Car oui, personne n’est sans savoir que l’entité Burzum n’est en réalité qu’une seule et même personne, incarnée par Kristian « Le Loup » Vikernes. Sans revenir sur son passé à la fois glorieux (musicalement), tourmenté et agité, Varg entre donc en prison en 1994. Petit sourire en coin, il n’abandonne pas son projet, malgré la difficulté de composer en cellul et produira deux albums assez marginaux - Dauði Baldrs et Hliðskjálf  - entièrement exécutés au synthétiseur et totalement orientés vers des sonorités médiévales. Sans grande importance dans le fond, ils donneront tout de même un indice du chemin que le Norvégien empruntera les années qui suivront. Mais qu’en est-il de la suite de Burzum à sa sortie de geôle en 2009 (soit six ans plus tôt que prévue, grâce à une généreuse réduction de peine) ? Après Belus en 2010, ce Fallen vient nous dresser un portrait plus précis. Bien sûr, il va falloir faire preuve d’un peu de sympathie envers ce coming-back. Le barème ne pourra plus être le même que « l’avant-prison ». Le niveau était bien trop instruit pour qu’il puisse à nouveau l’atteindre, ou même ne serait-ce que l’entrevoir ! Mais tout de même, ces quarante-sept minutes nous livrent de bonnes surprises. Comme un an auparavant, vous pouvez immédiatement oublier l’introduction "Fra Verdenstreet" dans laquelle vous entendrez des murmures inintelligibles de Varg, censés être effrayants ou mystérieux, mais étant juste inutiles, tout comme l’outro "Til Hel Og Tilbake Igjen" dans la pure veine des deux albums médiévaux instrumentaux made in prison. Au vu de sa longueur (presque six minutes) elle ne vient que ternir la bonne prestation fournie.
Commençons d’abord par la perle de l’album. Une perle d’une intense noirceur, qui aurait pu trouver sa place et s’incruster dans un Dunkelheit. "Budstikken" nous réserve dix minutes de riffs inégalables dont seul Vikernes a le secret. Une voix rauque au possible et surtout un refrain en chant clair, non pas un chœur, mais tendant plutôt vers celui de "Dunkelheit". Un mélange de "Jesus’ Tod" et de cette dernière en somme. Une énorme claque à écouter dans un noir absolu pour sombrer dans les abîmes des forêts norvégiennes. Même constat pour "Jeg Faller", beaucoup moins noir, un peu plus enthousiaste et intégrant également une partie de voix claire, que Burzum a définitivement adoptée. On retrouve ses rythmiques répétitives et lentes, mais accrocheuses et atmosphériques au possible qui avaient fait le bonheur de ses auditeurs lors de la glorieuse période 93-96. Évidemment et vous vous en doutez, ce Fallen ne représente pas la perfection.
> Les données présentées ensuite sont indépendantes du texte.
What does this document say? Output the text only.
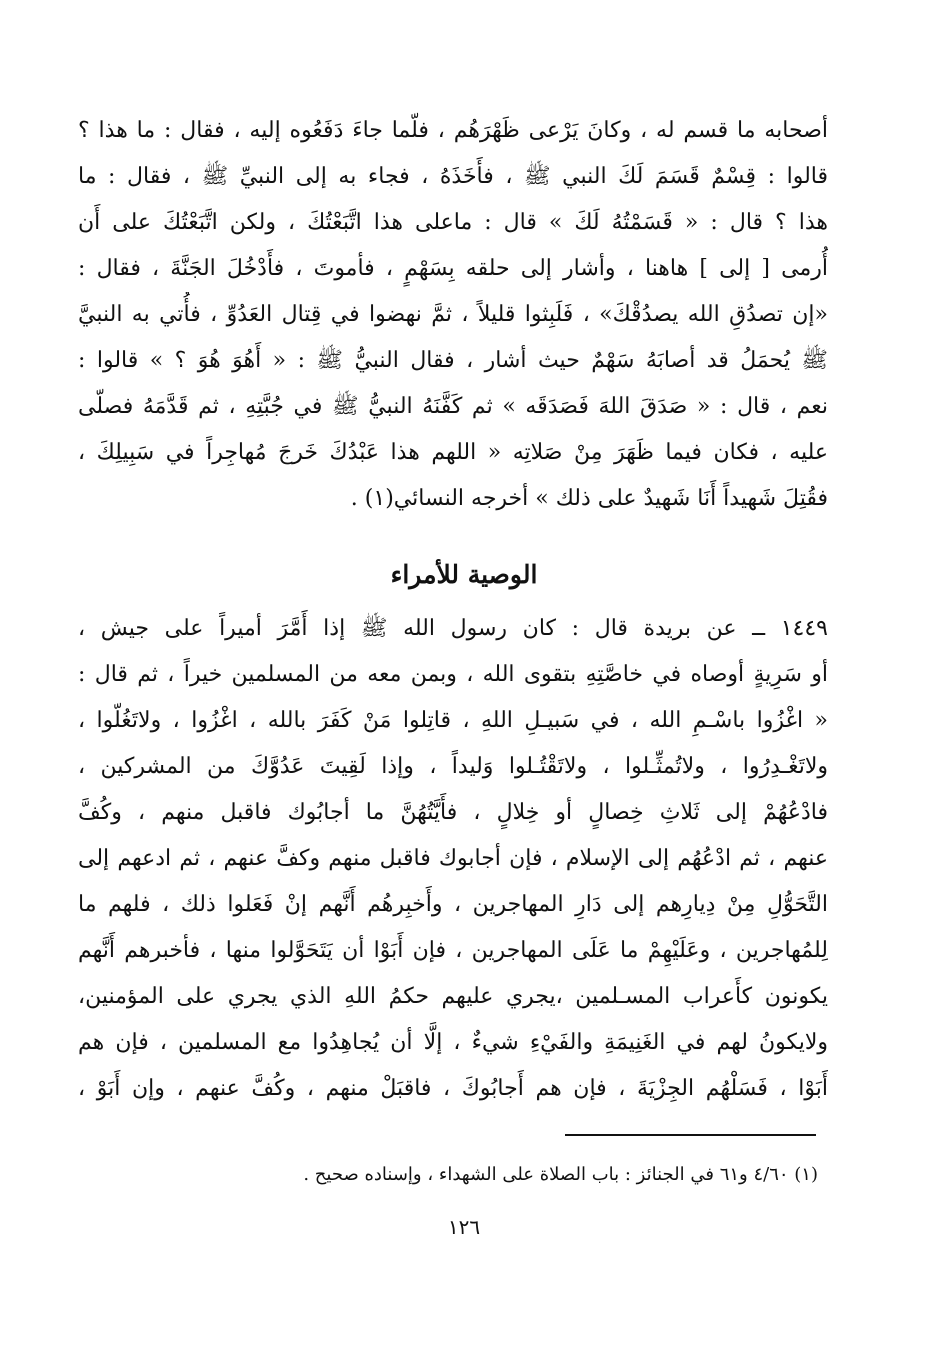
أصحابه ما قسم له ، وكانَ يَرْعى ظَهْرَهُم ، فلّما جاءَ دَفَعُوه إليه ، فقال : ما هذا ؟
قالوا : قِسْمٌ قَسَمَ لَكَ النبي ﷺ ، فأَخَذَهُ ، فجاء به إلى النبيِّ ﷺ ، فقال : ما
هذا ؟ قال : « قَسَمْتُهُ لَكَ » قال : ماعلى هذا اتَّبَعْتُكَ ، ولكن اتَّبَعْتُكَ على أَن
أُرمى [ إلى ] هاهنا ، وأشار إلى حلقه بِسَهْمٍ ، فأموتَ ، فأَدْخُلَ الجَنَّةَ ، فقال :
«إن تصدُقِ الله يصدُقْكَ» ، فَلَبِثوا قليلاً ، ثمَّ نهضوا في قِتال العَدُوِّ ، فأُتي به النبيَّ
ﷺ يُحمَلُ قد أصابَهُ سَهْمٌ حيث أشار ، فقال النبيُّ ﷺ : « أَهُوَ هُوَ ؟ » قالوا :
نعم ، قال : « صَدَقَ اللهَ فَصَدَقَه » ثم كَفَّنَهُ النبيُّ ﷺ في جُبَّتِهِ ، ثم قَدَّمَهُ فصلّى
عليه ، فكان فيما ظَهَرَ مِنْ صَلاتِه « اللهم هذا عَبْدُكَ خَرجَ مُهاجِراً في سَبِيلِكَ ،
فقُتِلَ شَهيداً أَنَا شَهيدٌ على ذلك » أخرجه النسائي(١) .
الوصية للأمراء
١٤٤٩ ــ عن بريدة قال : كان رسول الله ﷺ إذا أَمَّرَ أميراً على جيش ،
أو سَرِيةٍ أوصاه في خاصَّتِهِ بتقوى الله ، وبمن معه من المسلمين خيراً ، ثم قال :
« اغْزُوا باسْـمِ الله ، في سَبيـلِ اللهِ ، قاتِلوا مَنْ كَفَرَ بالله ، اغْزُوا ، ولاتَغُلّوا ،
ولاتَغْـدِرُوا ، ولاتُمثِّـلوا ، ولاتَقْتُـلوا وَليداً ، وإذا لَقِيتَ عَدُوَّكَ من المشركين ،
فادْعُهُمْ إلى ثَلاثِ خِصالٍ أو خِلالٍ ، فأَيَّتُهُنَّ ما أجابُوك فاقبل منهم ، وكُفَّ
عنهم ، ثم ادْعُهُم إلى الإسلام ، فإن أجابوك فاقبل منهم وكفَّ عنهم ، ثم ادعهم إلى
التَّحَوُّلِ مِنْ دِيارِهم إلى دَارِ المهاجرين ، وأَخبِرهُم أَنَّهم إنْ فَعَلوا ذلك ، فلهم ما
لِلمُهاجرين ، وعَلَيْهِمْ ما عَلَى المهاجرين ، فإن أَبَوْا أن يَتَحَوَّلوا منها ، فأخبرهم أَنَّهم
يكونون كأَعراب المسـلمين ،يجري عليهم حكمُ اللهِ الذي يجري على المؤمنين،
ولايكونُ لهم في الغَنِيمَةِ والفَيْءِ شيءٌ ، إلَّا أن يُجاهِدُوا مع المسلمين ، فإن هم
أَبَوْا ، فَسَلْهُم الجِزْيَةَ ، فإن هم أَجابُوكَ ، فاقبَلْ منهم ، وكُفَّ عنهم ، وإن أَبَوْ ،
(١) ٤/٦٠ و٦١ في الجنائز : باب الصلاة على الشهداء ، وإسناده صحيح .
١٢٦
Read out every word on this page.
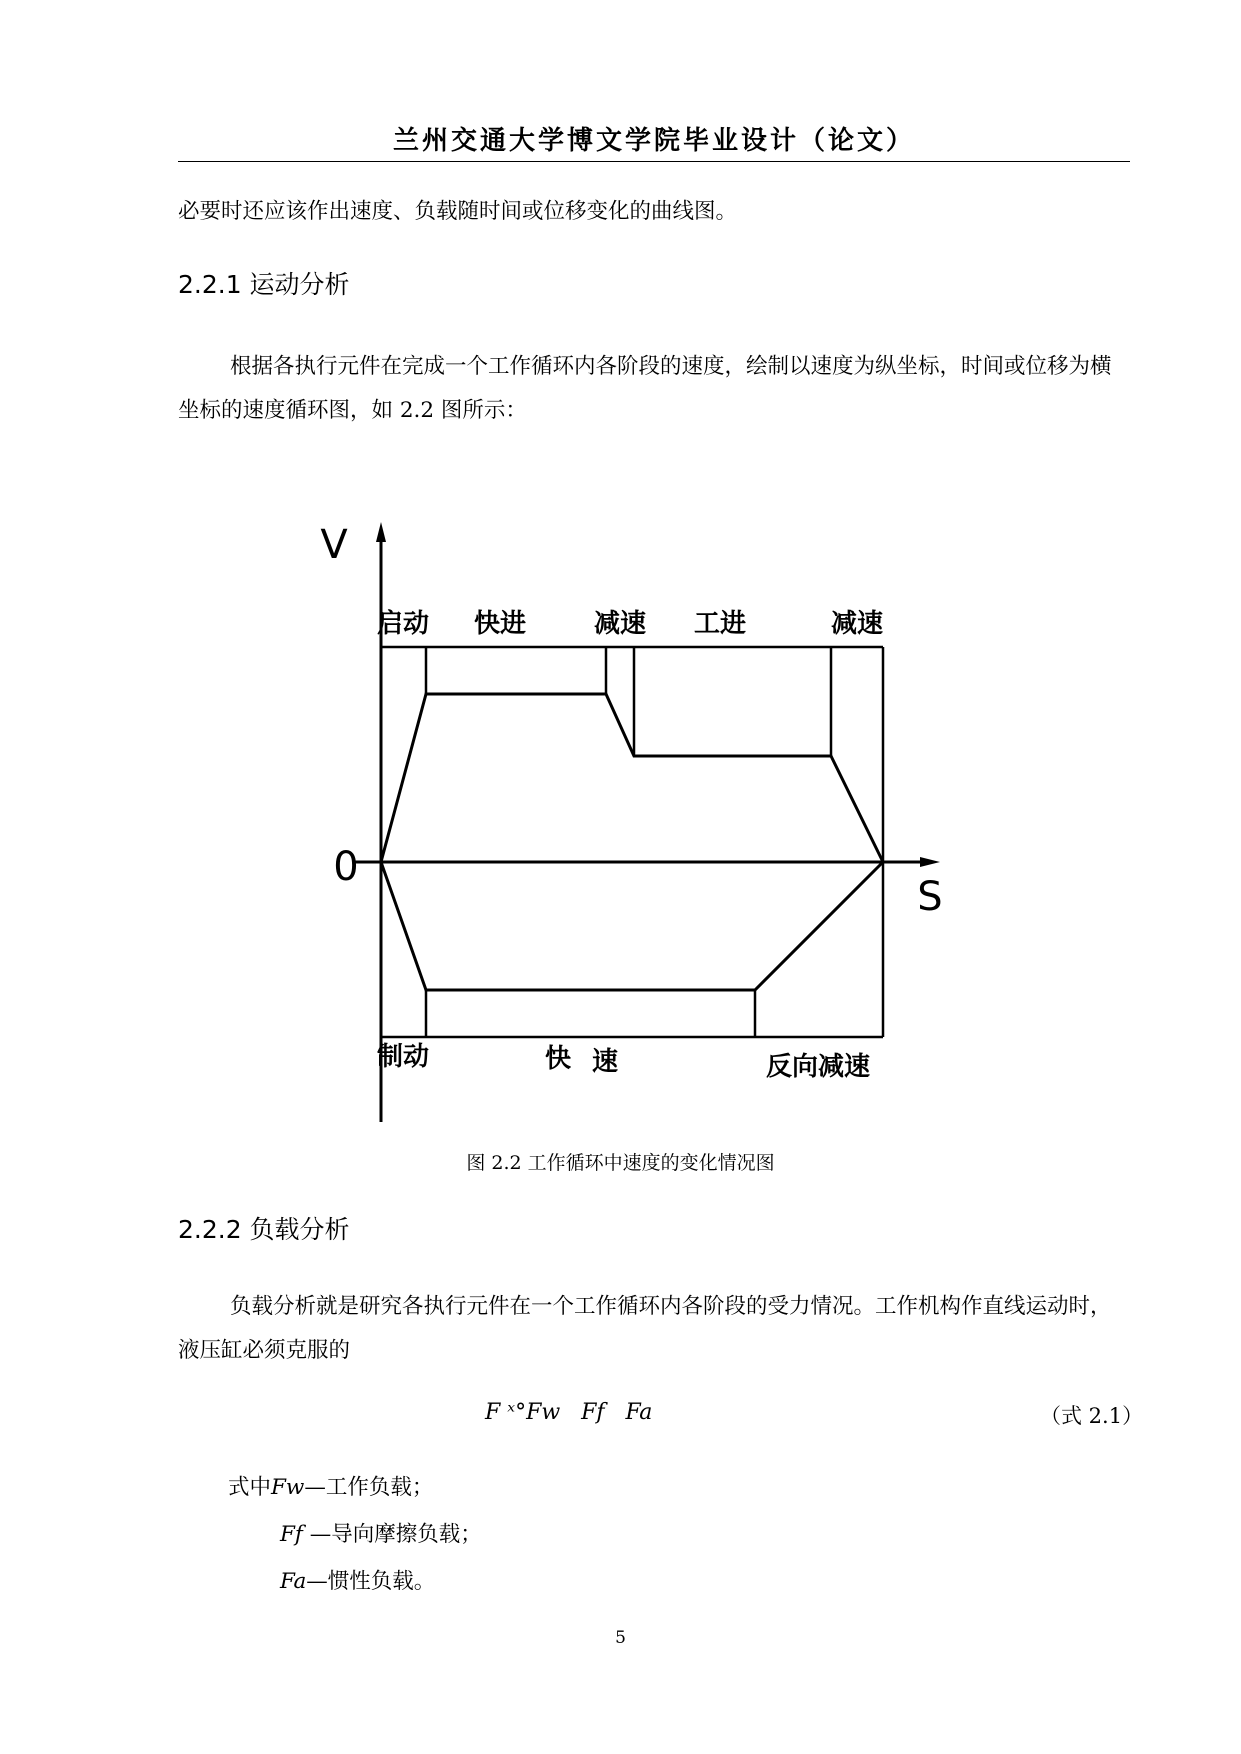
兰州交通大学博文学院毕业设计（论文）

必要时还应该作出速度、负载随时间或位移变化的曲线图。

2.2.1 运动分析

根据各执行元件在完成一个工作循环内各阶段的速度，绘制以速度为纵坐标，时间或位移为横坐标的速度循环图，如 2.2 图所示：

V
S
0
启动 快进	减速 工进	减速
制动	快 速	反向减速
图 2.2 工作循环中速度的变化情况图
2.2.2 负载分析

负载分析就是研究各执行元件在一个工作循环内各阶段的受力情况。工作机构作直线运动时，液压缸必须克服的

F ˣ°Fw   Ff   Fa	（式 2.1）
式中Fw—工作负载；
Ff —导向摩擦负载；
Fa—惯性负载。
5
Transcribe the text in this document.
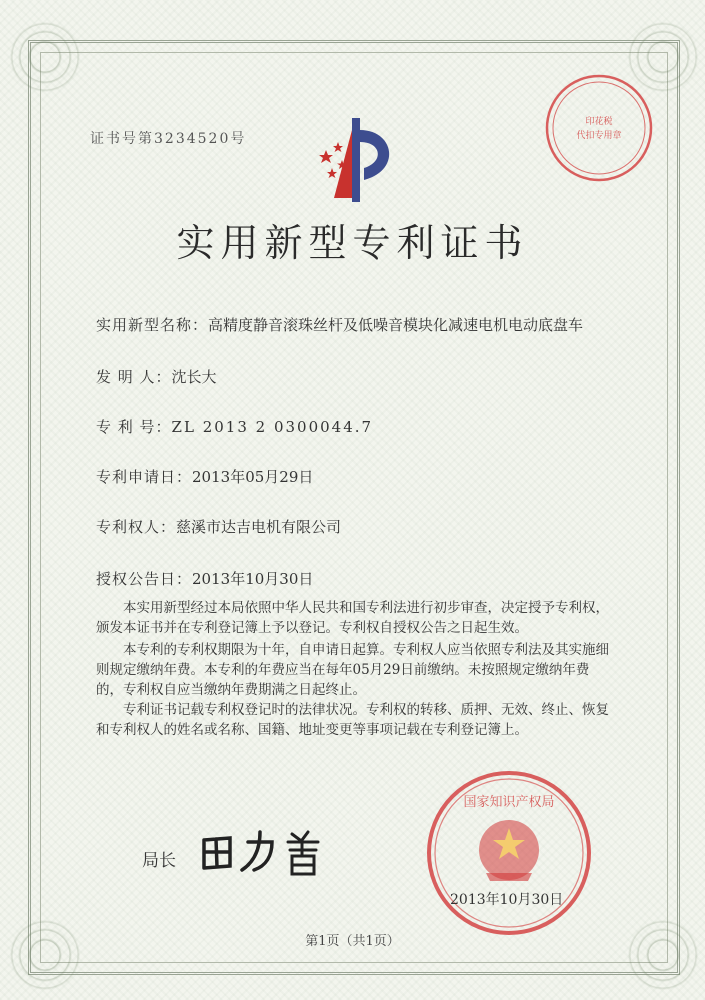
证书号第3234520号
印花税
代扣专用章
实用新型专利证书
实用新型名称：高精度静音滚珠丝杆及低噪音模块化减速电机电动底盘车
发 明 人：沈长大
专 利 号：ZL 2013 2 0300044.7
专利申请日：2013年05月29日
专利权人：慈溪市达吉电机有限公司
授权公告日：2013年10月30日

本实用新型经过本局依照中华人民共和国专利法进行初步审查，决定授予专利权，颁发本证书并在专利登记簿上予以登记。专利权自授权公告之日起生效。

本专利的专利权期限为十年，自申请日起算。专利权人应当依照专利法及其实施细则规定缴纳年费。本专利的年费应当在每年05月29日前缴纳。未按照规定缴纳年费的，专利权自应当缴纳年费期满之日起终止。

专利证书记载专利权登记时的法律状况。专利权的转移、质押、无效、终止、恢复和专利权人的姓名或名称、国籍、地址变更等事项记载在专利登记簿上。

局长
国家知识产权局
2013年10月30日
第1页（共1页）
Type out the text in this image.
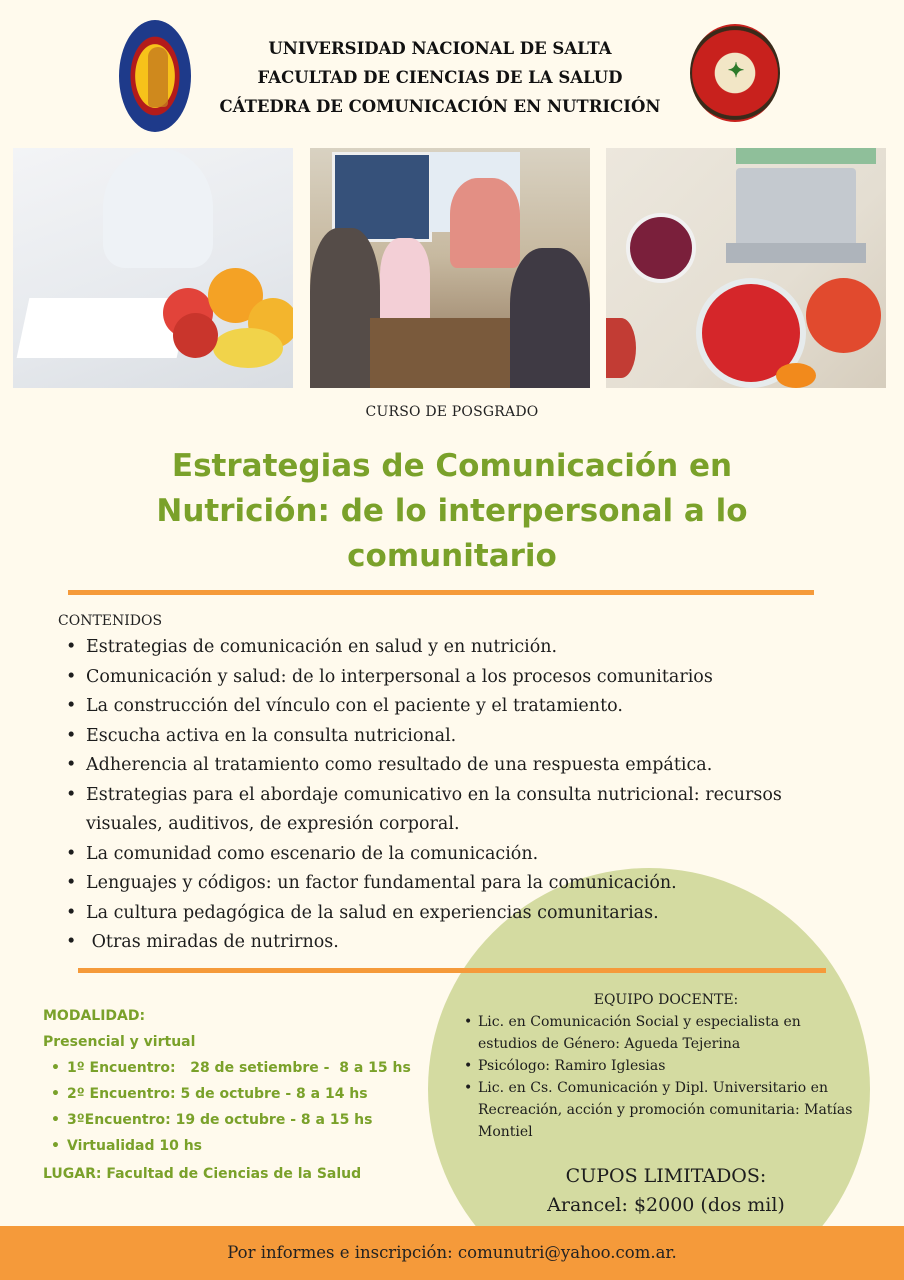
✦
UNIVERSIDAD NACIONAL DE SALTA
FACULTAD DE CIENCIAS DE LA SALUD
CÁTEDRA DE COMUNICACIÓN EN NUTRICIÓN
CURSO DE POSGRADO
Estrategias de Comunicación en Nutrición: de lo interpersonal a lo comunitario
CONTENIDOS
• Estrategias de comunicación en salud y en nutrición.
• Comunicación y salud: de lo interpersonal a los procesos comunitarios
• La construcción del vínculo con el paciente y el tratamiento.
• Escucha activa en la consulta nutricional.
• Adherencia al tratamiento como resultado de una respuesta empática.
• Estrategias para el abordaje comunicativo en la consulta nutricional: recursos visuales, auditivos, de expresión corporal.
• La comunidad como escenario de la comunicación.
• Lenguajes y códigos: un factor fundamental para la comunicación.
• La cultura pedagógica de la salud en experiencias comunitarias.
•  Otras miradas de nutrirnos.
MODALIDAD:
Presencial y virtual
• 1º Encuentro:   28 de setiembre -  8 a 15 hs
• 2º Encuentro: 5 de octubre - 8 a 14 hs
• 3ºEncuentro: 19 de octubre - 8 a 15 hs
• Virtualidad 10 hs
LUGAR: Facultad de Ciencias de la Salud
EQUIPO DOCENTE:
• Lic. en Comunicación Social y especialista en estudios de Género: Agueda Tejerina
• Psicólogo: Ramiro Iglesias
• Lic. en Cs. Comunicación y Dipl. Universitario en Recreación, acción y promoción comunitaria: Matías Montiel
CUPOS LIMITADOS:
Arancel: $2000 (dos mil)
Por informes e inscripción: comunutri@yahoo.com.ar.
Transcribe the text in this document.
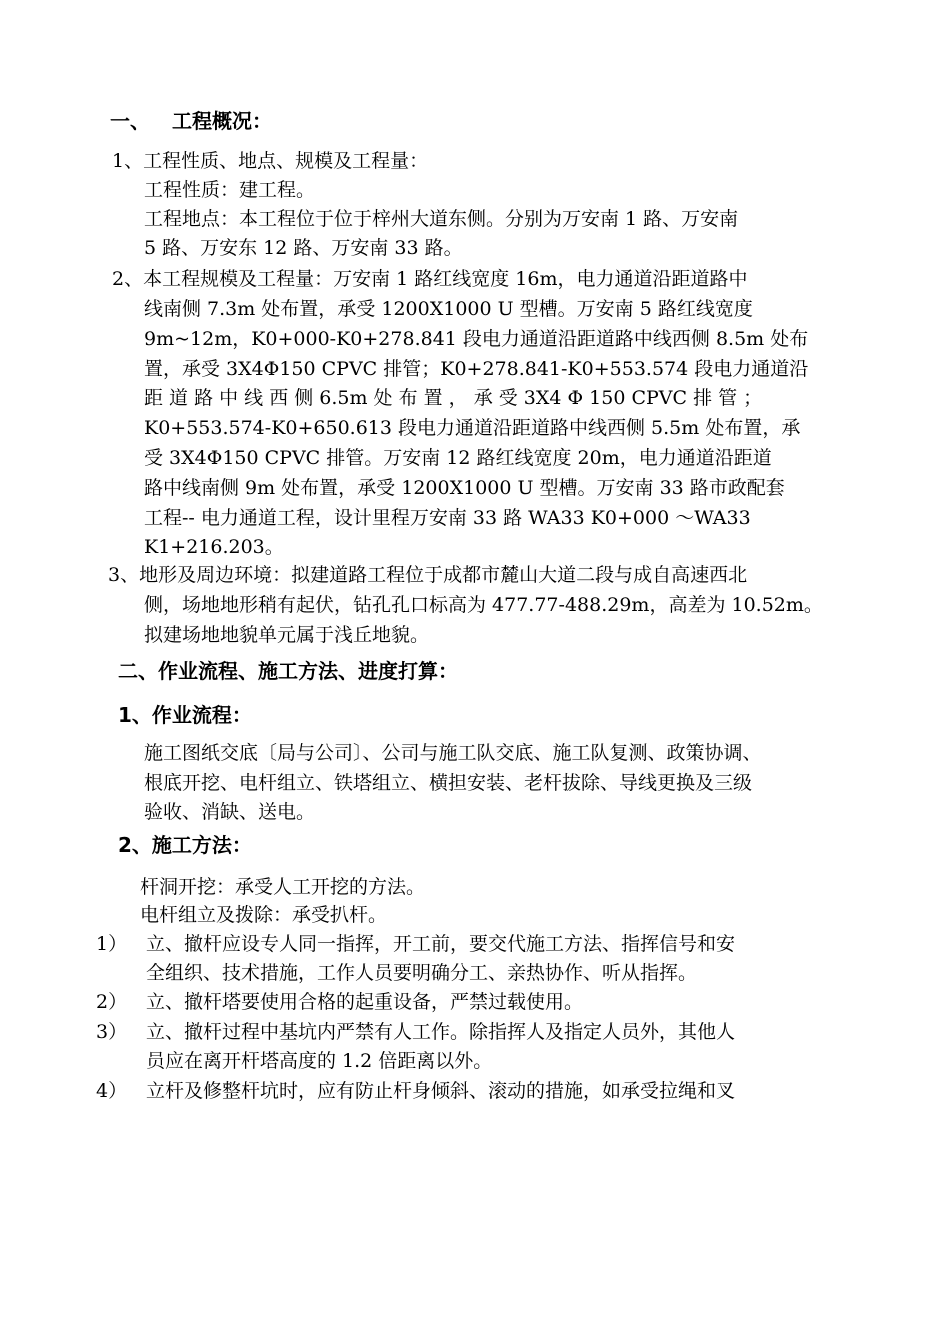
一、 工程概况：
1、工程性质、地点、规模及工程量：
工程性质：建工程。
工程地点：本工程位于位于梓州大道东侧。分别为万安南 1 路、万安南
5 路、万安东 12 路、万安南 33 路。
2、本工程规模及工程量：万安南 1 路红线宽度 16m，电力通道沿距道路中
线南侧 7.3m 处布置，承受 1200X1000 U 型槽。万安南 5 路红线宽度
9m~12m，K0+000-K0+278.841 段电力通道沿距道路中线西侧 8.5m 处布
置，承受 3X4Φ150 CPVC 排管；K0+278.841-K0+553.574 段电力通道沿
距 道 路 中 线 西 侧 6.5m 处 布 置 ， 承 受 3X4 Φ 150 CPVC 排 管 ；
K0+553.574-K0+650.613 段电力通道沿距道路中线西侧 5.5m 处布置，承
受 3X4Φ150 CPVC 排管。万安南 12 路红线宽度 20m，电力通道沿距道
路中线南侧 9m 处布置，承受 1200X1000 U 型槽。万安南 33 路市政配套
工程-- 电力通道工程，设计里程万安南 33 路 WA33 K0+000 ～WA33
K1+216.203。
3、地形及周边环境：拟建道路工程位于成都市麓山大道二段与成自高速西北
侧，场地地形稍有起伏，钻孔孔口标高为 477.77-488.29m，高差为 10.52m。
拟建场地地貌单元属于浅丘地貌。
二、作业流程、施工方法、进度打算：
1、作业流程：
施工图纸交底〔局与公司〕、公司与施工队交底、施工队复测、政策协调、
根底开挖、电杆组立、铁塔组立、横担安装、老杆拔除、导线更换及三级
验收、消缺、送电。
2、施工方法：
杆洞开挖：承受人工开挖的方法。
电杆组立及拨除：承受扒杆。
1） 立、撤杆应设专人同一指挥，开工前，要交代施工方法、指挥信号和安
全组织、技术措施，工作人员要明确分工、亲热协作、听从指挥。
2） 立、撤杆塔要使用合格的起重设备，严禁过载使用。
3） 立、撤杆过程中基坑内严禁有人工作。除指挥人及指定人员外，其他人
员应在离开杆塔高度的 1.2 倍距离以外。
4） 立杆及修整杆坑时，应有防止杆身倾斜、滚动的措施，如承受拉绳和叉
Hormis les deux titres précédemment cités, les trois autres ne cassent pas des briques. Elles ne sont pas plus dérangeantes que ça mais n’attirent pas du tout la « lumière » sur elle. Il faut dire que la voix n’est plus du même acabit qu’auparavant. Devenue plus banale, même si on la reconnaîtrait entre mille, elle a également perdu en puissance, ce qui est a priori normal après quinze années derrière les barreaux. Tout au plus, penchez-vous sur "Valen" si le cœur vous en dit, mais n’en attendez pas trop non plus. Vous arriverez vite au bout de cet opus sans vous en rendre compte. Le fait qu’il ne comporte que sept titres ne doit pas être étranger à cette sensation désagréable.


Tout comme Belus un an plus tôt, Burzum alterne le bon et le moins bon. Fallen représente tout simplement un Belus II et un méga-CD regroupant les deux lp aurait tout aussi bien pu être enregistré. Un titre sublime et un autre légèrement en dessous, le reste pour combler le vide : voilà ce qui en ressort. Vikernes est toujours présent, mais le temps de l’orque est terminé.